MCF-7 (ATCC® HTB-22™) and MDA-MB-231 (ATCC® HTB-26™) were obtained from the American Type Culture Collection (ATCC). Cells were cultured in RPMI 1640 medium without phenol red (Gibco BRL, Grand Island, NY) supplemented with 10% charcoal stripped fetal bovine serum (EuroClone, Pero, Milan, Italy), 2 mM glutamine (Sigma), and 50 µg/mL gentamycin (Sigma) at 37 °C in a humidified 5% CO2 atmosphere and passaged for fewer than 6 months after receipt.

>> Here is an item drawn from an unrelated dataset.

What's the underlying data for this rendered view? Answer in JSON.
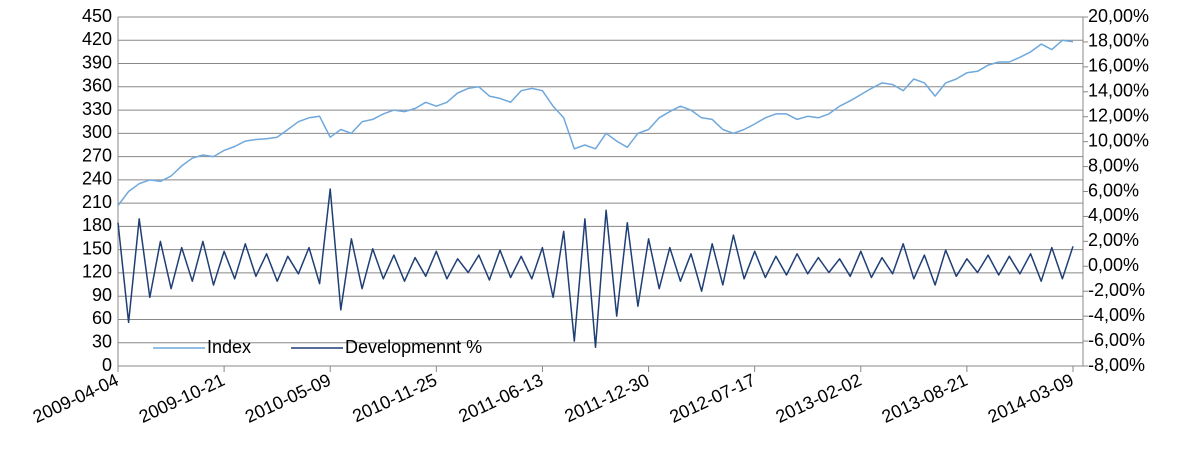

For ERK activation cells were treated with 50 µg/mL of human anti-ERα Abs or IVIG. We selected this antibody concentration on the basis of a dose response curve constructed by incubating MCF-7 cells with serial dilutions of anti-ERα Abs (5-50 µg/mL) for 5 min.

Flow cytometry

Human anti-ERα Abs purified from patient's sera, anti-ERα mAb C-542 (Abcam, Cambridge, UK) (1 µg per 1 × 106 cells), and the appropriate FITC-conjugated secondary antibodies were used for staining mERα on breast cancer cell lines. Equal amounts of IVIG or mouse IgG isotype control were used as negative controls. At 4 °C, pre-incubation with 1 µM E2-BSA was also used to verify the specificity of staining. Proliferation was evaluated by measuring the Ki-67 nuclear Ag expression using the PE-mouse anti-human Ki-67 Set according to the manufacturer's protocol (BD Biosciences, San Jose, CA). Apoptosis was quantified using a FITC-conjugated annexin V and propidium iodide apoptosis detection kit according to the manufacturer's protocol (Marine Biological Laboratory, Woods Hole, MA). Acquisition was performed on FACSCalibur flow cytometer (BD Biosciences) and 50,000 events per sample were run. Data were analyzed using the Cell Quest Pro software (BD Biosciences).

Immunofluorescence assay

Cells were fixed with 4% formaldehyde in PBS for 30 min at 4 °C. After blocking in PBS 2% BSA, containing 5% glycerol and 0.2% Tween-20 cells were incubated for 1 h at 4 °C with purified human anti-ERα Abs or with the commercial mAb C-542 (Abcam) in PBS containing 1% BSA. FITC- anti-human or anti-mouse antisera were then added and incubated at 4 °C for 30 min. Fluorescence was analyzed with an Olympus U RFL microscope (Olympus, Hamburg, Germany).

SDS-PAGE and western blot

Breast cancer cells were lysed in RIPA buffer (100 mM Tris–HCL pH 8, 150 mM NaCl, 1% Triton X-100, 1 mM MgCl, 100 mM sodium orthovanadate) in the presence of complete protease-inhibitor mixture (Sigma). Protein content was determined by the Bradford assay (BioRad). The level of phosphorylated ERK (p-ERK), total ERK, p-Akt, and total Akt were analyzed by Western blot as previously described. Cell lysate (25 µg) was loaded in SDS-PAGE and Western blot was performed using rabbit anti-p-ERK-1/2 mAb (137F5), rabbit anti-p-Akt mAb (D25E6), 1:1,000 dilution, (Cell Signaling Technology, Beverly, MA), mouse anti-ERK-1/2 mAb (sc-135900) or rabbit anti-Akt polyclonal Ab (sc-5298), 1:500 dilution, (Santa Cruz Biotechnology, CA). To ensure the presence of equal amounts of protein, the membranes were reprobed with a mouse anti-β-tubulin mAb (N357, Amersham, Gent, Belgium). Quantification of protein expression was performed by densitometry analysis of the autoradiograms (GS-700 Imaging Densitometer, BioRad).

Statistical analyses

The two-tailed Mann–Whitney U test, the Spearman's rank correlation analysis, and χ2 test were performed. Statistical significance was set at P < 0.05.